Feds says Abbot’s measures would wipe out budget surpluses
The federal government has scored the opposition's spending allocations, stressing that they would eventually eradicate the projected federal budget surpluses of about $1 billion on 2012/13 and up to $5.4 billion in 2013/14.
Finance Minister Lindsay Tanner said that opposition leader Tony Abbot's existing explicit commitments "already send the budget $15.7 billion more into the red over the forward estimates and would wipe out the government's surpluses."
He reminded though that the amount still excludes revenues from the impending tax reform packages that Mr Abbot is set to oppose, adding that the opposition leader must first clarify the source of funds for his intended measures and replace the money to be wiped out by Mr Abbot's continued blocking of government's austerity measures.

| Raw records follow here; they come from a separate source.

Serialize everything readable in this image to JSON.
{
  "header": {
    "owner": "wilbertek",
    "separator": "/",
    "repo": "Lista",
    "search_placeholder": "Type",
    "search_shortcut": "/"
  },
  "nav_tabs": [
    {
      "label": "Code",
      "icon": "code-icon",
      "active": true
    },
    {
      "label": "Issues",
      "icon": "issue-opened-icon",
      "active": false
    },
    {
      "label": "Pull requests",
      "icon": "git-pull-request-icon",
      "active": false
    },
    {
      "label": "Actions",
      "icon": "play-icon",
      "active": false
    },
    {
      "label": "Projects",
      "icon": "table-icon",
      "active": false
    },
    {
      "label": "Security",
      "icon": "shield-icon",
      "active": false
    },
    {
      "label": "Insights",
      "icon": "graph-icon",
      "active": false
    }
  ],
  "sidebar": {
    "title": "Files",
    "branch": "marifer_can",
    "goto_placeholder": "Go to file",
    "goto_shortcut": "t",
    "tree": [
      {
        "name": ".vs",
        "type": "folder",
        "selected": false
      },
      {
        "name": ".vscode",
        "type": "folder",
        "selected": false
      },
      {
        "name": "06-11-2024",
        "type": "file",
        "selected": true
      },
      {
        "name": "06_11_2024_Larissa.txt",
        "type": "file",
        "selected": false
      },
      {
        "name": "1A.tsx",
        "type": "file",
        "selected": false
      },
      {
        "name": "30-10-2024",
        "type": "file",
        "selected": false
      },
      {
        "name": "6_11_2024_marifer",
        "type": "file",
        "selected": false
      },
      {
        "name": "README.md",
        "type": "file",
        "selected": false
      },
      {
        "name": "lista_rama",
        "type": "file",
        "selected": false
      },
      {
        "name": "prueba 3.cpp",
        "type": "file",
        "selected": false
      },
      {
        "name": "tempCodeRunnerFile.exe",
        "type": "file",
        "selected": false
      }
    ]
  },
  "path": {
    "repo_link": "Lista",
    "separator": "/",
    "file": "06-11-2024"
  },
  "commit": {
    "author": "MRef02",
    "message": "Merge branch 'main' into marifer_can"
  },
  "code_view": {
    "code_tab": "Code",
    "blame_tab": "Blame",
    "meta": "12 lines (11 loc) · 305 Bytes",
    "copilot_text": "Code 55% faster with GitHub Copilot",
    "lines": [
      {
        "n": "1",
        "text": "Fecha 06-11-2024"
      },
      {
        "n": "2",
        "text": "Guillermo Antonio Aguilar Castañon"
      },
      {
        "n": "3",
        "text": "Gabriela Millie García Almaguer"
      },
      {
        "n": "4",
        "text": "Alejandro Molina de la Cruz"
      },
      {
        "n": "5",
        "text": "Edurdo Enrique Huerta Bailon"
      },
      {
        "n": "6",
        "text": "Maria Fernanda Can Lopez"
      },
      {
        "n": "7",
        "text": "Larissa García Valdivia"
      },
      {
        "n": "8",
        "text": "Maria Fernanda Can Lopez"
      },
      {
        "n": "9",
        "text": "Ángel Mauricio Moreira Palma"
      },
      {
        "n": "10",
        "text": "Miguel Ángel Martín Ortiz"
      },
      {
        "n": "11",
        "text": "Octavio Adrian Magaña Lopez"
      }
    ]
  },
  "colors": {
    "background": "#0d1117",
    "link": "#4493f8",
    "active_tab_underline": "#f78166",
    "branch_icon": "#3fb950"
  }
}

Mr Tanner said that if the opposition leader was so bent on junking the resource super profits tax, then he needs to find other ways to pay for the associated tax cuts and expenditures and at least duplicate the two percent spending cuts by the government once the budget hit the one percent surplus.
On top of it, Mr Abbot will be put to task on guaranteeing that the budget surpluses projected by the government will be realised and maintained.
The finance minister is convinced that the opposition's debt and deficit scare tactic is a failure as he compared Mr Abbot's stand on the budget policy to that of a televangelist "who preach chastity during the daytime on TV shows and at night are out at cheap motels."
In a meeting with Queanbeyan farmers, Mr Abbot said that he is declaring war on the federal government's proposed super profit tax on the resource industry, asserting that "this is a tax that will snuff out Australia's prosperity since it was aimed squarely at the industry that got Australia through the global financial crisis."
The opposition leader reminded his farmer audiences that they would be hard hit too as the new tax would impact on the cost of fertilisers and road constructions once the government started imposing the 40 percent levy on the mining industry come 2012.